If those were the only options we had, Brand would win the debate. If man-made climate change is a big problem, it doesn’t make sense to rule out in advance energy technologies that could contribute to substantially reducing greenhouse gas emissions. But costs do matter. The best way to figure out which technologies are the most economical is to set a price on greenhouse gas emissions and let various energy sources compete against each other. No subsidies needed.


At February 9, 2010 at 8:12 PM , Blogger William Lang said...

A year or two ago, I read the Sierra Club plan for solving our energy and environmental problems. Their plan involved cutting our energy budget into "wedges," and eliminating or replacing each of them. Naturally, they favored increased use of renewable energy—wind and solar—but the plan appeared to boil down to this: Reduce energy usage by about 50%.

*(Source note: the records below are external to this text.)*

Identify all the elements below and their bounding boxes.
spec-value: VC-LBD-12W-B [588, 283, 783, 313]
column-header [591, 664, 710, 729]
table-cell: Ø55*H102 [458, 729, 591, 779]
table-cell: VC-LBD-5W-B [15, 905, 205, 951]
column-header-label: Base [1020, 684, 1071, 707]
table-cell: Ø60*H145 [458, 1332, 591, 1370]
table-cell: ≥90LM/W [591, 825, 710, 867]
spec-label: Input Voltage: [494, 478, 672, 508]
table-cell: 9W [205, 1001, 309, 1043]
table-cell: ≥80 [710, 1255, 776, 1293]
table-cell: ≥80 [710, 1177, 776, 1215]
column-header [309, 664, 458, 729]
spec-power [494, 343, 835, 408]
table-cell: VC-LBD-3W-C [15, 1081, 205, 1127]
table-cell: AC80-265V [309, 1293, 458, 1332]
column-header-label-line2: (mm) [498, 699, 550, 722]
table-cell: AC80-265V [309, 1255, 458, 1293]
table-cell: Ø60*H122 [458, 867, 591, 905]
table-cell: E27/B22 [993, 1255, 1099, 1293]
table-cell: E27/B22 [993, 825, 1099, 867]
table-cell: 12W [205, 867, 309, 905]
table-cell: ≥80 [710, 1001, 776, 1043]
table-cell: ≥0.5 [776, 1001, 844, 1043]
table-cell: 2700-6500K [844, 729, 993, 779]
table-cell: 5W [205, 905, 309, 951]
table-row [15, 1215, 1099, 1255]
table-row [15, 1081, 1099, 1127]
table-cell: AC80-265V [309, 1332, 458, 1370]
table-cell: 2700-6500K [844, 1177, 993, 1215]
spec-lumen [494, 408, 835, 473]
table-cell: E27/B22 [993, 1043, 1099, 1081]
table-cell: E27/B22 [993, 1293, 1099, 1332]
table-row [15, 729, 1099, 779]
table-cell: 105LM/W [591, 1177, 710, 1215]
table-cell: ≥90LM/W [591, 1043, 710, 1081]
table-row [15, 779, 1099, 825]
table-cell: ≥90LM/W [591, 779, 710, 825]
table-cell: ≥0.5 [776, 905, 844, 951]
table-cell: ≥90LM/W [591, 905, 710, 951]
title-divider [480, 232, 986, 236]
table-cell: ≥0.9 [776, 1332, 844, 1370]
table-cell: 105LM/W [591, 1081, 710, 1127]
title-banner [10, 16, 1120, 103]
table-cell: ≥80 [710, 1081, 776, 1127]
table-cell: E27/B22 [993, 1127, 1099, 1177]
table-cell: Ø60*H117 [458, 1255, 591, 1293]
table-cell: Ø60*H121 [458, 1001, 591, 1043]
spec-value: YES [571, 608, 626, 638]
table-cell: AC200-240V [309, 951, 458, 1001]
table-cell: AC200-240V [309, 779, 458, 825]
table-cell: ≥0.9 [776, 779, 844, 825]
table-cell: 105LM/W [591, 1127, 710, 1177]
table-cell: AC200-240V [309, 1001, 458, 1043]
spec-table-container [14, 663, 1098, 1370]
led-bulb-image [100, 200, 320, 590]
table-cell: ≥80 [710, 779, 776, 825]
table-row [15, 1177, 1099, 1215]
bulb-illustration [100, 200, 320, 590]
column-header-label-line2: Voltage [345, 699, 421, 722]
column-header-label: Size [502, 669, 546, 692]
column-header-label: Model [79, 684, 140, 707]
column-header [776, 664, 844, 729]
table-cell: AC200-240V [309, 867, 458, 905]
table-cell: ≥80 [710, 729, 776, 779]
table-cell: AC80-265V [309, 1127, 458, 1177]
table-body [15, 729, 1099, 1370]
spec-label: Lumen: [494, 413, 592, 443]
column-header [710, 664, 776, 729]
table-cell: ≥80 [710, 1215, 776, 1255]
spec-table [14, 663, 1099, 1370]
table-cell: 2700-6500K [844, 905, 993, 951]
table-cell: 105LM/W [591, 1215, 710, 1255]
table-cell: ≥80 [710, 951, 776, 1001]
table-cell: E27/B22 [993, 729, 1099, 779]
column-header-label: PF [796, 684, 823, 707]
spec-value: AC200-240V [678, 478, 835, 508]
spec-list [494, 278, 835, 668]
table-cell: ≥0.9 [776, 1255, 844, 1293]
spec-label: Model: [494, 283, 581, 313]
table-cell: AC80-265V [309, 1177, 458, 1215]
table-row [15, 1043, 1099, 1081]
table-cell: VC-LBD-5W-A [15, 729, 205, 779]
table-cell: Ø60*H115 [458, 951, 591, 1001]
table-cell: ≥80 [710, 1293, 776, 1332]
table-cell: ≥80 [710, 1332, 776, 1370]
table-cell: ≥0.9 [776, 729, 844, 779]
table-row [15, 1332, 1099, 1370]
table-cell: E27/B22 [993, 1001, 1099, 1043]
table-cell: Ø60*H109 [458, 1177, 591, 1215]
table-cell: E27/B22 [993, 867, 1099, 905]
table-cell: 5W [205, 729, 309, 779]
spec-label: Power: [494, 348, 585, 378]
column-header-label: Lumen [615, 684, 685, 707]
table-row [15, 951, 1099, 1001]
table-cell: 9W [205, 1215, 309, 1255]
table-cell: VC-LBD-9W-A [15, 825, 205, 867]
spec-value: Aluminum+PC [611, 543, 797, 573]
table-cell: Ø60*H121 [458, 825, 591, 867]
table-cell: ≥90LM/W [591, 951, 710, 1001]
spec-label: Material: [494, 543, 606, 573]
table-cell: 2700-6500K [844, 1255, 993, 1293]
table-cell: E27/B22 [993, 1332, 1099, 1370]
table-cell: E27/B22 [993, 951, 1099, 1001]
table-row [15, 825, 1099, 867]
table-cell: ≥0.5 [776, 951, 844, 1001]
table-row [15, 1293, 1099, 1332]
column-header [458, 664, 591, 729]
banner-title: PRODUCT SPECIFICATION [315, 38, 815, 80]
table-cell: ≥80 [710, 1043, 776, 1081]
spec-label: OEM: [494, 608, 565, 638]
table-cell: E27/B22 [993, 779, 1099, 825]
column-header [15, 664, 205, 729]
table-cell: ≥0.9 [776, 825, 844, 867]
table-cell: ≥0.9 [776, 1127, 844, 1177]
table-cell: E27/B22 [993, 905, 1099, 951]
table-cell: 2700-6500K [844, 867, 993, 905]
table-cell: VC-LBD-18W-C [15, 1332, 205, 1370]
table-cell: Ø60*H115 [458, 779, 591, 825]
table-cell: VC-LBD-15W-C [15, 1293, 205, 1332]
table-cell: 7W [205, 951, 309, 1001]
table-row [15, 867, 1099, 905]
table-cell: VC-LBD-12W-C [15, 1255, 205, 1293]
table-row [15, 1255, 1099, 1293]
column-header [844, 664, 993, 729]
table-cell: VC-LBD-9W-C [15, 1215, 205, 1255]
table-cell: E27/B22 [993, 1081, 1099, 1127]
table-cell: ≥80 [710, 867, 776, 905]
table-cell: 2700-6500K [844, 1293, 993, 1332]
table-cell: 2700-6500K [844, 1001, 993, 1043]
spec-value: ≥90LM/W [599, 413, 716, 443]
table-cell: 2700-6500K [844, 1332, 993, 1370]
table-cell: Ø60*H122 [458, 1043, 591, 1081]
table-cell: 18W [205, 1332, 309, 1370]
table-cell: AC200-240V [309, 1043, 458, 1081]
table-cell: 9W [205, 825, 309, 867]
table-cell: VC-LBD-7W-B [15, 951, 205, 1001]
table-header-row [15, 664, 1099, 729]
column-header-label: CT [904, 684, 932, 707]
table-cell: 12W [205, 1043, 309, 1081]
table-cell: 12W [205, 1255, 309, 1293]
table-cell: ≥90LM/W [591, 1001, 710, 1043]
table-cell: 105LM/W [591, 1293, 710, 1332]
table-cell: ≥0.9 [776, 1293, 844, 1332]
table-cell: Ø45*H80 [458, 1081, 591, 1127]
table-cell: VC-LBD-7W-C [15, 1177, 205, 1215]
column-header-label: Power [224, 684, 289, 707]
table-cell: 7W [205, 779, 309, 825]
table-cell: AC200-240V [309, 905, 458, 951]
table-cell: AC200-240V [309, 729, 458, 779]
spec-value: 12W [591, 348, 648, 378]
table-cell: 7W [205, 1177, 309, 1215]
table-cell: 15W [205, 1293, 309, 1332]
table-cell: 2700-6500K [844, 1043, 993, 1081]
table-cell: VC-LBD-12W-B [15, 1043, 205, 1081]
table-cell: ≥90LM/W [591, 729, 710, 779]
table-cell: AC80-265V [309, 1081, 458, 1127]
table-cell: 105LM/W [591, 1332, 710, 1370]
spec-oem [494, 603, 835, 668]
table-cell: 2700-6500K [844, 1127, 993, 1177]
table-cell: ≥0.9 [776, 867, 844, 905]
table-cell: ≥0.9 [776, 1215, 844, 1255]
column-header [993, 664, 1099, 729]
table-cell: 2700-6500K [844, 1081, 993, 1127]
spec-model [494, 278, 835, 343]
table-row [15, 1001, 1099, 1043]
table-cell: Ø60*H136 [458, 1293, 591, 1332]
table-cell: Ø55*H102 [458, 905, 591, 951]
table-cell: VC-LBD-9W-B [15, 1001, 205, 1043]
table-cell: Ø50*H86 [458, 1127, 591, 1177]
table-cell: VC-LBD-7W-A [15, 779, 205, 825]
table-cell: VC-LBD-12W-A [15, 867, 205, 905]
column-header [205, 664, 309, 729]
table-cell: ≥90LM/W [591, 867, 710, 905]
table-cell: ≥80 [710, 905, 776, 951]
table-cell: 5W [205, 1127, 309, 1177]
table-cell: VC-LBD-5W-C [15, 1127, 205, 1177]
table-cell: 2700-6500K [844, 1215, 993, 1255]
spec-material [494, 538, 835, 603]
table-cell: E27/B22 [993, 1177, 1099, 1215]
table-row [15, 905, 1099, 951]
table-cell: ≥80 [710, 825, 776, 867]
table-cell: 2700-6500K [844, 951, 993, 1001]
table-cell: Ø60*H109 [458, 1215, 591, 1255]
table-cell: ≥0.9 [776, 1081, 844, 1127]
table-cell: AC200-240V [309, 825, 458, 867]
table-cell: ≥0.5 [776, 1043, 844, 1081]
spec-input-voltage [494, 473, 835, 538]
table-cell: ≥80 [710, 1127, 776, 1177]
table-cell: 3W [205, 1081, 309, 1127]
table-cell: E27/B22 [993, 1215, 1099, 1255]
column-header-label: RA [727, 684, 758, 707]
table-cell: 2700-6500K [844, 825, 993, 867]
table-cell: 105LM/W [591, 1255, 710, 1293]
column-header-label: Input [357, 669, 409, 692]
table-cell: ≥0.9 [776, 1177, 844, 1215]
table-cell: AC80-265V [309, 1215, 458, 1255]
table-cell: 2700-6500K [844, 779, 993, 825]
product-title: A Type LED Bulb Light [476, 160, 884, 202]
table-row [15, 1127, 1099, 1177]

I think I have mentioned before, but the leading climate scientist James Hansen advocates use of nuclear. In fact, he advocates advanced fast neutron "breeder" reactors. These can burn nuclear waste, and leftover uranium hexafluoride from the cold war. We have enough of these to meet our energy needs for a thousand years.

By the way, if you are interested in nuclear power, there's a fine book on the subject: Power to Save the World: The Truth About Nuclear Energy by Gwyneth Cravens.